Dans la rue

« Révolution, révolution, révolution ! » : les Gilets Jaunes s’invitent sur les Champs-Elysées

« S’ils veulent un responsable, il est devant vous. Qu’ils viennent me chercher. »

Ainsi s’exprimait Macron le 24 juillet 2018 devant un parterre de parlementaires en pleine affaire Benalla, devenue depuis un scandale d’État. Plein de mépris et de suffisance comme à son habitude, le président se la racontait un peu, niveau cour de récré. Le 2 décembre 2018 les supporters de l’OM répondaient à la provocation de Macron en lançant ce qui allait devenir LE chant du mouvement. « Emmanuel Macron oh tête de cong (sic) on vient te chercher chez toi ! »
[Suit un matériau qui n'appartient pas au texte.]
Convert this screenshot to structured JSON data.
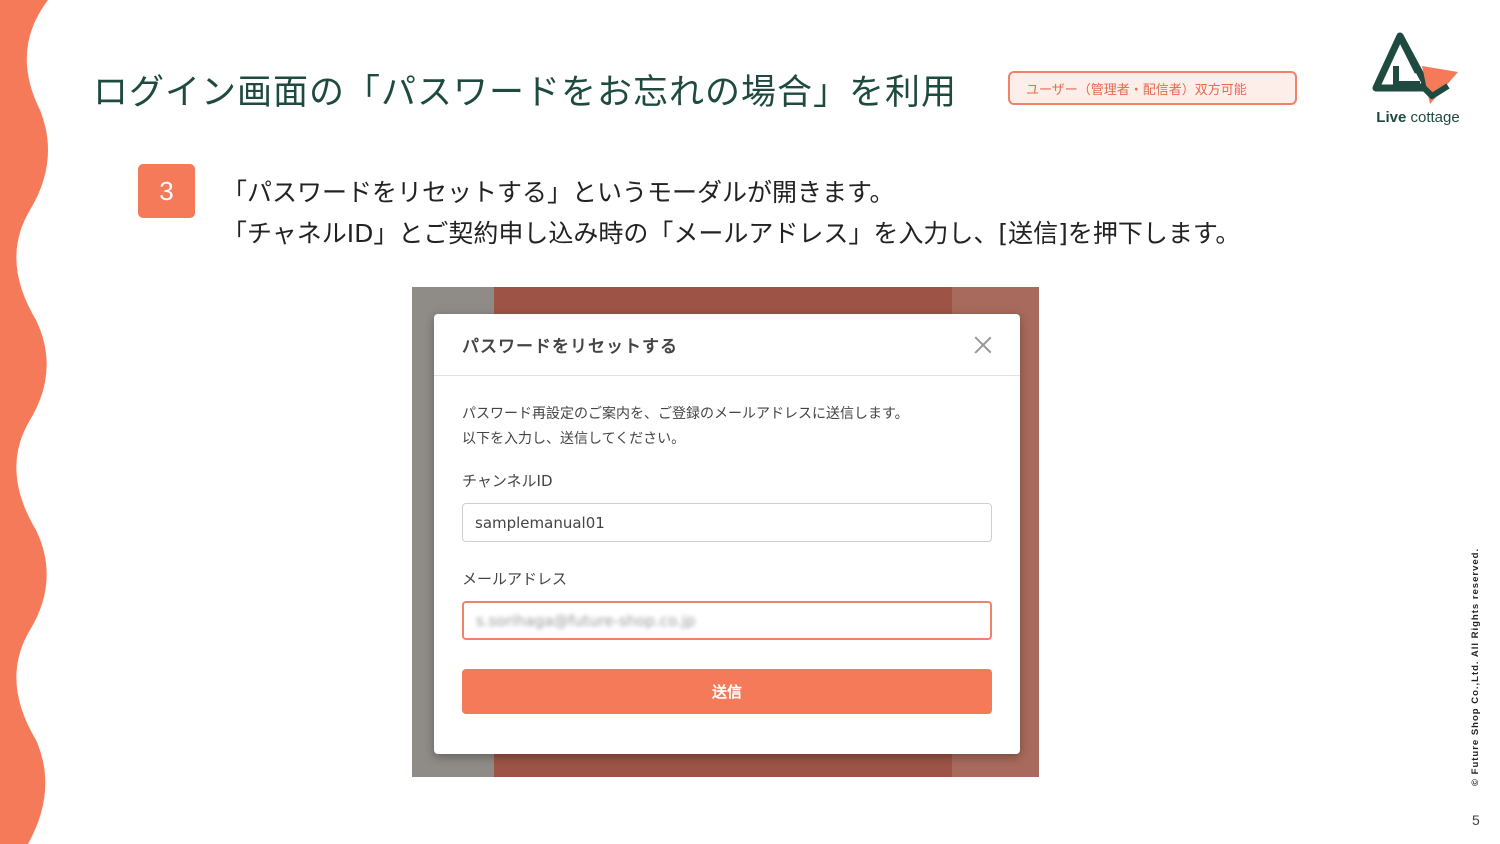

Cette fois-ci ça n’était pas une fanfaronnade. Depuis le 17 novembre les gilets jaunes ont essayé et réessayé d’aller chercher Macron chez lui. À l’Élysée. Le 8 décembre, un hélicoptère était prêt à exfiltrer Macron de l’Élysée transformé en bunker pour l’occasion. La seule raison pour laquelle les gilets jaunes ont échoué tient à l’immense dispositif de sécurité dont bénéficie Macron. La police constitue le dernier rempart de ce régime et de son gouvernement. Il se dit même que l’ensemble des forces de police déployées pour protéger l’Élysée samedi dernier a fait défaut pour pouvoir sécuriser les Champs-Élysées. Mauvais joueur Macron se la pète à la récré puis file aussitôt se cacher derrière les surveillants.

On pourrait aisément se moquer de ces gilets jaunes qui chantent en permanence qu’ils vont chercher Macron chez lui mais qui échouent toujours à le faire. Mais ce n’est pas tant au corps de Macron que les gilets jaunes veulent s’attaquer qu’au monde qu’il représente et dont il est la plus parfaite incarnation. Le monde des élites et de son mépris pour « les gens qui ne sont rien », le monde des oligarques qu’on n’hésitait pas à appeler les bourgeois il n’y a pas si longtemps. Le monde des gestionnaires du capital et de la finance qui viennent faire la leçon en permanence à ceux qui galèrent quand ils se vautrent dans le luxe le plus honteux. Le monde de ceux qui fêtent leur victoire présidentielle au Fouquet’s ou qui part au Ski le week-end quand Paris brûle. Le monde de ceux qui feront tout pour que ce système perdure.

C’est ce monde-là que les gilet jaune sont venus chercher et ont su trouver samedi dernier sur les Champs-Élysées. Destruction et pillage systématique des enseignes de luxe, distribution gratuite et sauvage de chocolat, de bijoux, de vêtements et autres denrées au prix généralement inabordable, saccage consciencieux de ce que certains appellent la plus belle avenue du monde, assauts successifs sur les forces de l’ordre chargées de protéger ce monde, et enfin sacrifice du Fouquet’s qui symbolise à lui seul le mépris présidentiel et le monde dans lequel évoluent les puissants. On y brunch pour 95€. Entre-soi. Et loin des gueux.

L’avenue des Champs-Élysées n’est pas notre avenue. Que nous soyons capables de faire la fête sur les ruines de leur vieux monde constitue évidemment pour les bourgeois une raison d’effroi considérable. Car c’était bien un sentiment de fête qui animait les gilets jaunes sur les Champs-Élysées malgré la peur, le sérieux et la détermination collective. Le gouvernement pourra communiquer tant qu’il veut pour nous taxer de complices du pire, ou de criminels. La désinvolture avec laquelle certains d’entre nous s’étaient installés sur une nouvelle terrasse improvisée à partir du mobilier du Fouquet’s en plein milieu des Champs-Élysées fumants montre assez que nous ne nous vivons pas comme des criminels et que nous pensons être dans notre bon droit.

 

Si Macron n’avait pas pris l’hélicoptère le 8 décembre, il a bien été forcé de le prendre ce 16 mars. C’est là-bas, en pleine opération de communication sur des pistes de ski, que nous sommes allés le chercher cette fois pour le faire rentrer de toute urgence. En lui interdisant de faire comme si rien ne se passait.

« Veni, vedi, vici » disait un empereur peu sympathique.

Samedi dernier nous sommes venus, nous avons vu, nous avons vaincu. Quoi précisément ? Impossible de le dire. Mais pour la première fois depuis le début du mouvement la foule scandait unanimement « révolution, révolution, révolution ».